Liquid salts as superior solvents
Salts are known for their hardness and high melting point. Table salt, for example, only melts at about 800 degrees Celsius. What is less known is the fact that certain salts are already liquid at room temperature. These strange and relatively new materials have several unusual properties that recommend them for use as solvents, electrolytes or for material applications. In the context of a project financed by the Austrian Science Fund FWF, the chemist Katharina Schröder from the Vienna University of Technology (TU Wien) has investigated the solubility properties of various liquid salts in combination with water and set up a research group on the subject.
Solvents that do not evaporate
Salts consist of ions. Ions are positively and negatively charged atoms or molecules that attract each other because of their different charges and are held together by this fact alone. Liquid salts are therefore also known as “ionic liquids”. “In the last 20 years, the level of interest in ionic liquids has grown rapidly, both in academic research and in industry”, says Katharina Schröder in the interview with scilog. “They are particularly interesting for sustainable chemistry, because they don't evaporate.” Accordingly, no pollutants are released into the atmosphere. In addition, salts are non-combustible, electrically conductive and they have a number of other advantages. This has attracted the attention of the chemical industry, where ionic liquids are already being used in a number of applications, including the removal of mercury from natural gas. “This process runs on an industrial scale in Malaysia and is licensed worldwide”, Schröder reports.

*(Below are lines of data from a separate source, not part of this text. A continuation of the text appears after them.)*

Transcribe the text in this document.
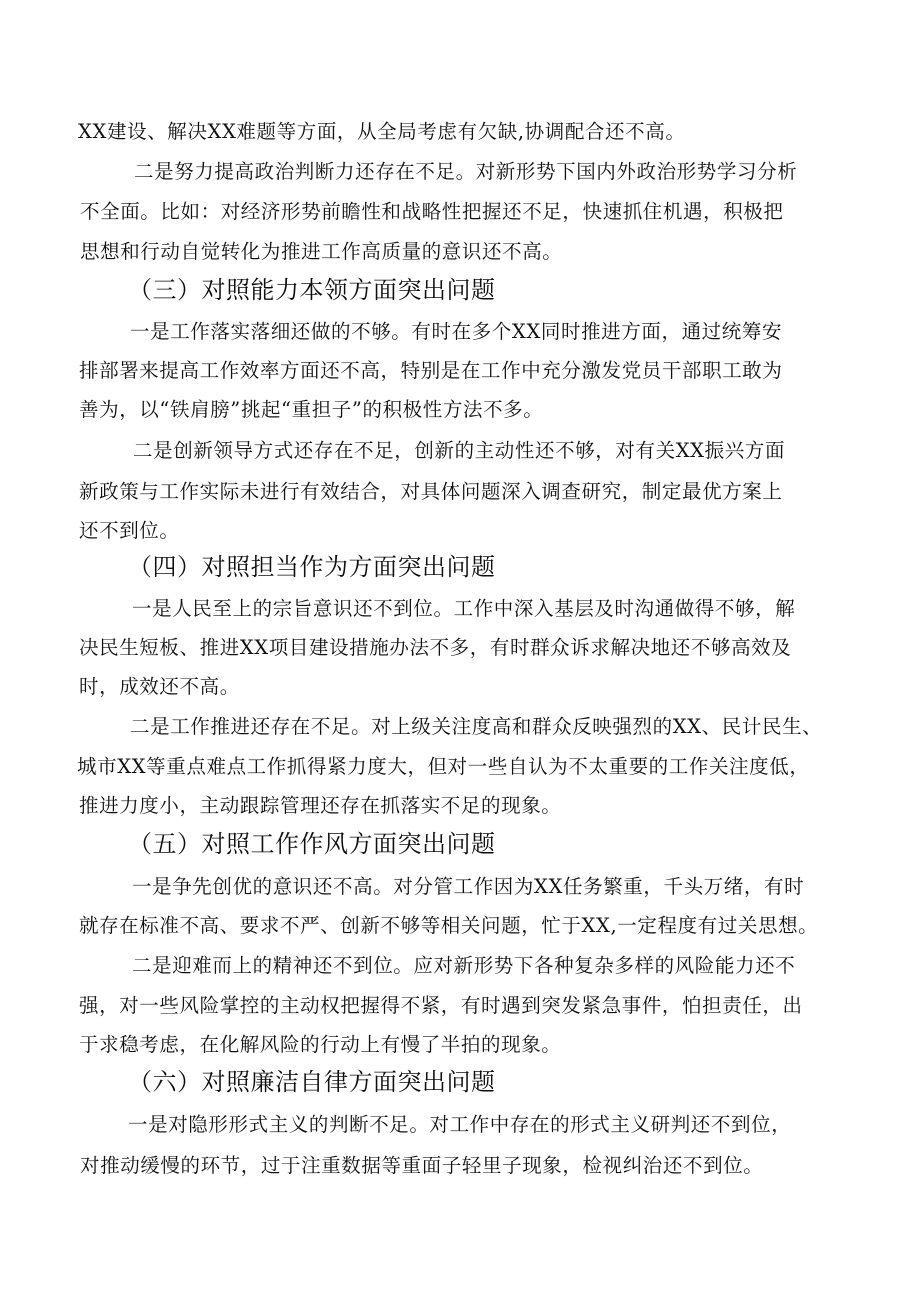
XX建设、解决XX难题等方面，从全局考虑有欠缺,协调配合还不高。
二是努力提高政治判断力还存在不足。对新形势下国内外政治形势学习分析
不全面。比如：对经济形势前瞻性和战略性把握还不足，快速抓住机遇，积极把
思想和行动自觉转化为推进工作高质量的意识还不高。
（三）对照能力本领方面突出问题
一是工作落实落细还做的不够。有时在多个XX同时推进方面，通过统筹安
排部署来提高工作效率方面还不高，特别是在工作中充分激发党员干部职工敢为
善为，以“铁肩膀”挑起“重担子”的积极性方法不多。
二是创新领导方式还存在不足，创新的主动性还不够，对有关XX振兴方面
新政策与工作实际未进行有效结合，对具体问题深入调查研究，制定最优方案上
还不到位。
（四）对照担当作为方面突出问题
一是人民至上的宗旨意识还不到位。工作中深入基层及时沟通做得不够，解
决民生短板、推进XX项目建设措施办法不多，有时群众诉求解决地还不够高效及
时，成效还不高。
二是工作推进还存在不足。对上级关注度高和群众反映强烈的XX、民计民生、
城市XX等重点难点工作抓得紧力度大，但对一些自认为不太重要的工作关注度低，
推进力度小，主动跟踪管理还存在抓落实不足的现象。
（五）对照工作作风方面突出问题
一是争先创优的意识还不高。对分管工作因为XX任务繁重，千头万绪，有时
就存在标准不高、要求不严、创新不够等相关问题，忙于XX,一定程度有过关思想。
二是迎难而上的精神还不到位。应对新形势下各种复杂多样的风险能力还不
强，对一些风险掌控的主动权把握得不紧，有时遇到突发紧急事件，怕担责任，出
于求稳考虑，在化解风险的行动上有慢了半拍的现象。
（六）对照廉洁自律方面突出问题
一是对隐形形式主义的判断不足。对工作中存在的形式主义研判还不到位，
对推动缓慢的环节，过于注重数据等重面子轻里子现象，检视纠治还不到位。
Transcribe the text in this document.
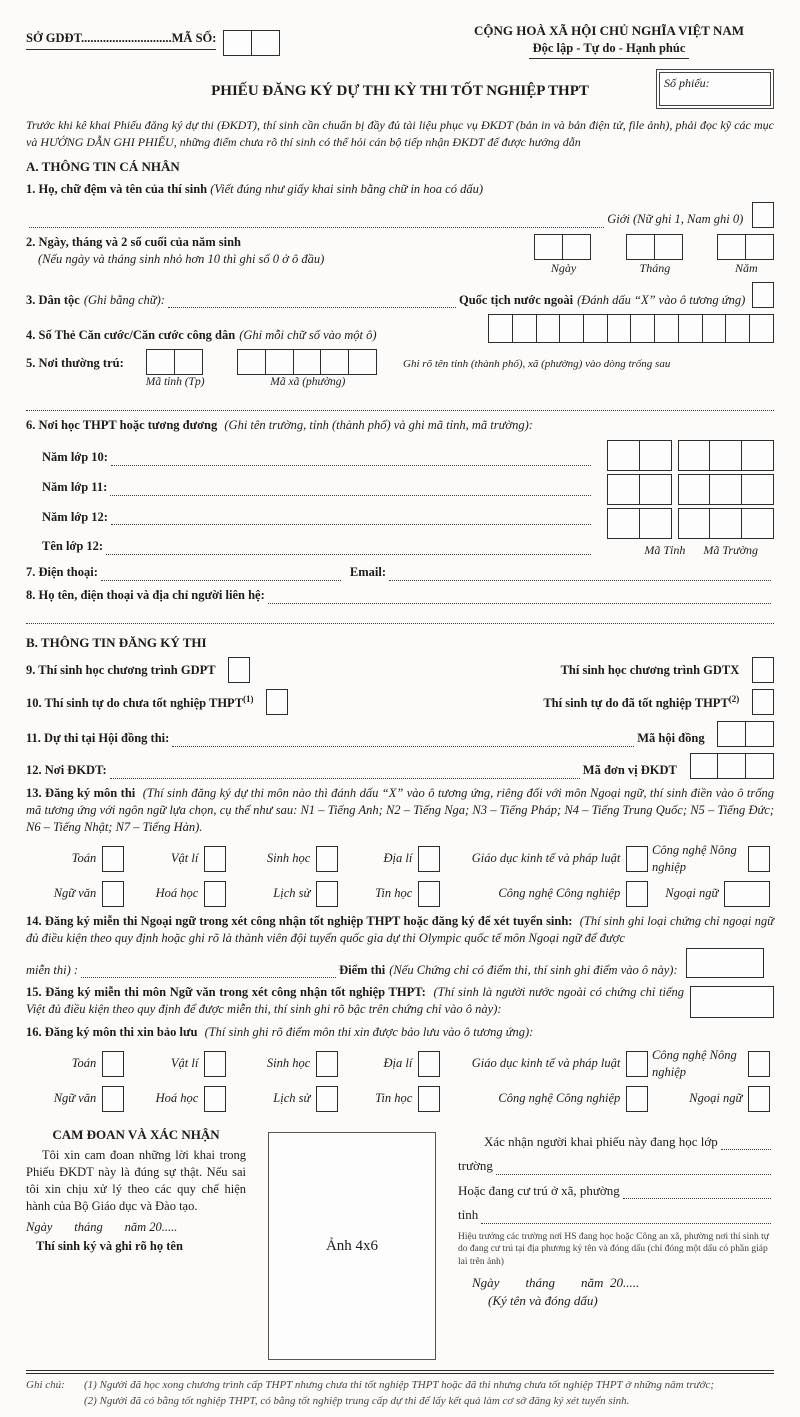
SỞ GDĐT.............................MÃ SỐ:	CỘNG HOÀ XÃ HỘI CHỦ NGHĨA VIỆT NAM
Độc lập - Tự do - Hạnh phúc
PHIẾU ĐĂNG KÝ DỰ THI KỲ THI TỐT NGHIỆP THPT	Số phiếu:
Trước khi kê khai Phiếu đăng ký dự thi (ĐKDT), thí sinh cần chuẩn bị đầy đủ tài liệu phục vụ ĐKDT (bản in và bản điện tử, file ảnh), phải đọc kỹ các mục và HƯỚNG DẪN GHI PHIẾU, những điểm chưa rõ thí sinh có thể hỏi cán bộ tiếp nhận ĐKDT để được hướng dẫn
A. THÔNG TIN CÁ NHÂN
1. Họ, chữ đệm và tên của thí sinh (Viết đúng như giấy khai sinh bằng chữ in hoa có dấu)
Giới (Nữ ghi 1, Nam ghi 0)
2. Ngày, tháng và 2 số cuối của năm sinh
(Nếu ngày và tháng sinh nhỏ hơn 10 thì ghi số 0 ở ô đầu)
Ngày	Tháng	Năm
3. Dân tộc (Ghi bằng chữ):	Quốc tịch nước ngoài (Đánh dấu “X” vào ô tương ứng)
4. Số Thẻ Căn cước/Căn cước công dân (Ghi mỗi chữ số vào một ô)
5. Nơi thường trú:
Mã tỉnh (Tp)	Mã xã (phường)
Ghi rõ tên tỉnh (thành phố), xã (phường) vào dòng trống sau
6. Nơi học THPT hoặc tương đương (Ghi tên trường, tỉnh (thành phố) và ghi mã tỉnh, mã trường):
Năm lớp 10:
Năm lớp 11:
Năm lớp 12:
Tên lớp 12:	Mã Tỉnh Mã Trường
7. Điện thoại:	Email:
8. Họ tên, điện thoại và địa chỉ người liên hệ:
B. THÔNG TIN ĐĂNG KÝ THI
9. Thí sinh học chương trình GDPT	Thí sinh học chương trình GDTX
10. Thí sinh tự do chưa tốt nghiệp THPT$^{(1)}$	Thí sinh tự do đã tốt nghiệp THPT$^{(2)}$
11. Dự thi tại Hội đồng thi:	Mã hội đồng
12. Nơi ĐKDT:	Mã đơn vị ĐKDT
13. Đăng ký môn thi (Thí sinh đăng ký dự thi môn nào thì đánh dấu “X” vào ô tương ứng, riêng đối với môn Ngoại ngữ, thí sinh điền vào ô trống mã tương ứng với ngôn ngữ lựa chọn, cụ thể như sau: N1 – Tiếng Anh; N2 – Tiếng Nga; N3 – Tiếng Pháp; N4 – Tiếng Trung Quốc; N5 – Tiếng Đức; N6 – Tiếng Nhật; N7 – Tiếng Hàn).
Toán	Vật lí	Sinh học	Địa lí	Giáo dục kinh tế và pháp luật
Công nghệ Nông nghiệp
Ngữ văn	Hoá học	Lịch sử	Tin học	Công nghệ Công nghiệp	Ngoại ngữ
14. Đăng ký miễn thi Ngoại ngữ trong xét công nhận tốt nghiệp THPT hoặc đăng ký để xét tuyển sinh: (Thí sinh ghi loại chứng chỉ ngoại ngữ đủ điều kiện theo quy định hoặc ghi rõ là thành viên đội tuyển quốc gia dự thi Olympic quốc tế môn Ngoại ngữ để được
miễn thi) :	Điểm thi (Nếu Chứng chỉ có điểm thi, thí sinh ghi điểm vào ô này):
15. Đăng ký miễn thi môn Ngữ văn trong xét công nhận tốt nghiệp THPT: (Thí sinh là người nước ngoài có chứng chỉ tiếng Việt đủ điều kiện theo quy định để được miễn thi, thí sinh ghi rõ bậc trên chứng chỉ vào ô này):
16. Đăng ký môn thi xin bảo lưu (Thí sinh ghi rõ điểm môn thi xin được bảo lưu vào ô tương ứng):
Toán	Vật lí	Sinh học	Địa lí	Giáo dục kinh tế và pháp luật
Công nghệ Nông nghiệp
Ngữ văn	Hoá học	Lịch sử	Tin học	Công nghệ Công nghiệp	Ngoại ngữ
CAM ĐOAN VÀ XÁC NHẬN
Tôi xin cam đoan những lời khai trong Phiếu ĐKDT này là đúng sự thật. Nếu sai tôi xin chịu xử lý theo các quy chế hiện hành của Bộ Giáo dục và Đào tạo.
Ngày       tháng       năm 20.....
Thí sinh ký và ghi rõ họ tên	Ảnh 4x6
Xác nhận người khai phiếu này đang học lớp
trường
Hoặc đang cư trú ở xã, phường
tỉnh
Hiệu trưởng các trường nơi HS đang học hoặc Công an xã, phường nơi thí sinh tự do đang cư trú tại địa phương ký tên và đóng dấu (chỉ đóng một dấu có phần giáp lai trên ảnh)
Ngày        tháng        năm  20.....
(Ký tên và đóng dấu)
Ghi chú:	(1) Người đã học xong chương trình cấp THPT nhưng chưa thi tốt nghiệp THPT hoặc đã thi nhưng chưa tốt nghiệp THPT ở những năm trước;
(2) Người đã có bằng tốt nghiệp THPT, có bằng tốt nghiệp trung cấp dự thi để lấy kết quả làm cơ sở đăng ký xét tuyển sinh.
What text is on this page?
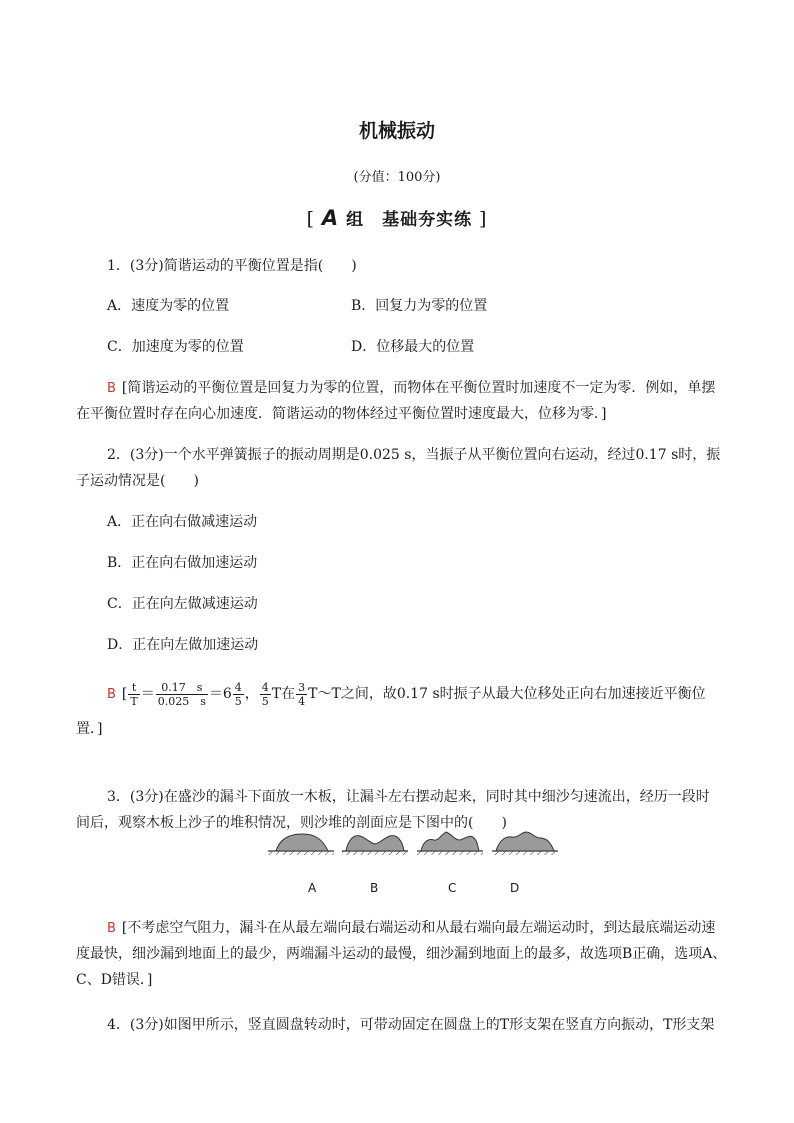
机械振动
(分值：100分)
[ A 组　基础夯实练 ]
1．(3分)简谐运动的平衡位置是指(　　)
A．速度为零的位置	B．回复力为零的位置
C．加速度为零的位置	D．位移最大的位置
B [简谐运动的平衡位置是回复力为零的位置，而物体在平衡位置时加速度不一定为零．例如，单摆
在平衡位置时存在向心加速度．简谐运动的物体经过平衡位置时速度最大，位移为零．]
2．(3分)一个水平弹簧振子的振动周期是0.025 s，当振子从平衡位置向右运动，经过0.17 s时，振
子运动情况是(　　)
A．正在向右做减速运动
B．正在向右做加速运动
C．正在向左做减速运动
D．正在向左做加速运动
B [ $\frac{t}{T} = \frac{0.17 s}{0.025 s} =6 \frac{4}{5}$ ， $\frac{4}{5}$ T在 $\frac{3}{4}$ T～T之间，故0.17 s时振子从最大位移处正向右加速接近平衡位
置．]
3．(3分)在盛沙的漏斗下面放一木板，让漏斗左右摆动起来，同时其中细沙匀速流出，经历一段时
间后，观察木板上沙子的堆积情况，则沙堆的剖面应是下图中的(　　)
A	B	C	D
B [不考虑空气阻力，漏斗在从最左端向最右端运动和从最右端向最左端运动时，到达最底端运动速
度最快，细沙漏到地面上的最少，两端漏斗运动的最慢，细沙漏到地面上的最多，故选项B正确，选项A、
C、D错误．]
4．(3分)如图甲所示，竖直圆盘转动时，可带动固定在圆盘上的T形支架在竖直方向振动，T形支架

Ionic liquids mixed with water
One disadvantage of ionic liquids is their high price, at least in comparison to classical organic solvents such as acetone or methanol. Moreover, ionic liquids can be very viscous, not unlike honey, which also has a negative impact on processing them. This is why the question arose whether ionic liquids could in some way be mixed with other solvents. “Water is a good solvent for cost-related and environmental reasons, of course, but comes with the drawback that many substances cannot be dissolved in it”, Schröder notes. She wondered whether ionic liquids could be mixed with water in order to combine the advantages of both substances. In concrete terms, the scientist focused on so-called “surface-active” ionic liquids. In water, they show a behaviour similar to soap and form coherent structures, just like the “micelles” known from soap. “We investigated various applications using these compounds”, Katharina Schröder explains. “What we saw was that certain reactions happen much faster in mixtures of water and ionic liquids than in pure water or pure ionic liquids.” In this way, the amount of expensive liquid salts could partly be reduced by 99 percent.
Surface-active like soap
According to Schröder, the decisive factor was the surface activity. “It was not easy to investigate the structures that formed in the water, and we decided to cooperate”, says the researcher. A number of research institutions were involved, including the "Dynamics of Condensed Systems" group, the Institute for Computer-Aided Biological Chemistry at the University of Vienna, and the Vienna University of Natural Resources and Applied Life Sciences (BOKU). In addition, international collaborators from the universities of Regensburg, Ljubljana and Belfast contributed to the project. “Since the initial results in organic synthesis were very promising, we looked at various applications”, relates the chemist. One example is the extraction of an expensive substance that is important for the pharmaceutical industry, which is obtained from the waste of olive trees. “This was a co-operation with partners in Portugal, where large quantities of leaves from olive trees are a waste product of the agricultural industry. We investigated a new process for extracting the valuable ingredients using ionic liquids.” After its successful application to natural products, Schröder's group has shown that surface-active ionic liquids can also be successfully used in metal catalysis or water splitting.
Breakthrough for Schröder
The project, which ran for four years and was completed at the end of 2017, marked Katharina Schröder's breakthrough as a scientist. “I was able to appoint my first doctoral students and set up a research group. Projects like this can make or break a career”, emphasises Schröder, who had a temporary contract at the beginning of the project and has since acquired professorial status. In the meantime, the use of ionic liquids in various areas of application has become well established through numerous nationally and internationally funded projects carried out by her group. In a new FWF project, which builds on one result of the previous project, Katharina Schröder is now working on “chiral” ionic liquids, which, like the lactic acid molecules in yoghurt, can be right-turning or left-turning and could be used to break down substances into their dextrorotatory or laevorotatory components or to selectively produce either of them.
Personal details Katharina Schröder (née Bica) is a chemist and an Associate Professor at TU Wien. She is interested in sustainable chemistry with a special focus on new catalytic processes with alternative solvents, the recovery of valuable substances from biomass or industrial wastes and the recycling of carbon dioxide to value-added products.